O presidente da República e seus ministros têm o dever de governar e o Legislativo – deputados e senadores – são os responsáveis por aperfeiçoar as leis propostas pelo Executivo, fazer as suas próprias e, além disso, fiscalizar os atos do governo. Se o fizerem conforme determinam os regimentos de seus postos e representações, a República funcionará plenamente e dificilmente entrará em crises do padrão da que vivemos nos últimos anos. A promiscuidade dos poderes reinante nas últimas décadas foi que nos levou à derrocada que ainda hoje faz sofrer milhões de brasileiros. Isso não pode se perpetuar, até porque o povo votou por mudanças e, se elas não ocorrerem, a frustração será geral.

Bolsonaro já falou – no caso da reforma da Previdência – que apresentou o seu projeto e espera que deputados e senadores façam sua parte, modificando se tiverem propostas melhores do que as colocadas no texto original.

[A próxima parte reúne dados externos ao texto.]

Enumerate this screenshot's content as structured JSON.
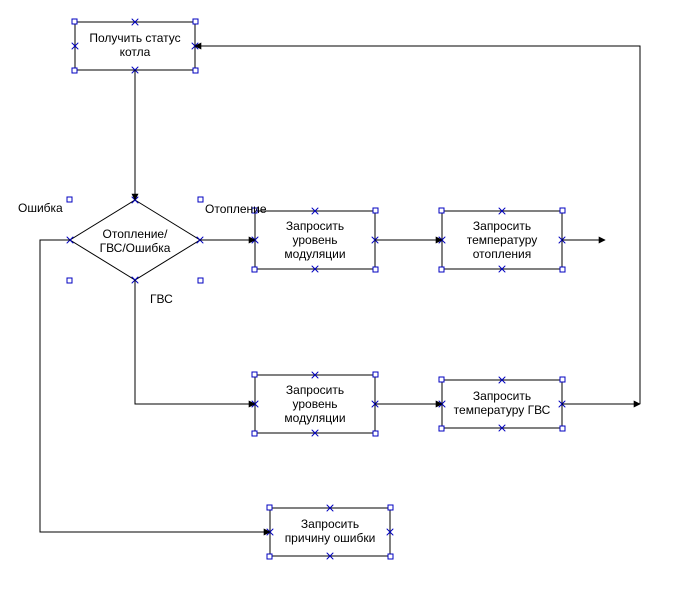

A bola agora está com os parlamentares que precisam, apenas, dar sequência ao jogo. De outro lado, vemos o parlamento tomando a iniciativa de promover a reforma tributária, o que é salutar e vai de encontro ao interesse público. É importante considerar que o processo político-administrativo estabelece o equilíbrio entre os poderes. Os parlamentares têm o direito de alterar os projetos e o Executivo, depois que as matérias passaram pela Câmara dos Deputados e Senado Federal, pode vetar as partes com que não concorde. E, ainda, esses vetos são discutidos pelo Congresso Nacional, que pode aceitá-los ou rejeitá-los. É o espaço suficiente para os poderes equalizem seus interesses e, finalmente, se fazer a harmonia constitucionalmente prevista.

A discussão entre Executivo e Legislativo não deve ser encarada como crise ou briga. Pelo contrário, constitui a independência dos poderes e o direito de cada um deles cumprir suas obrigações. As divergências fazem parte do processo e, praticadas com critério e honestidade, são as responsáveis por manter em pé a República...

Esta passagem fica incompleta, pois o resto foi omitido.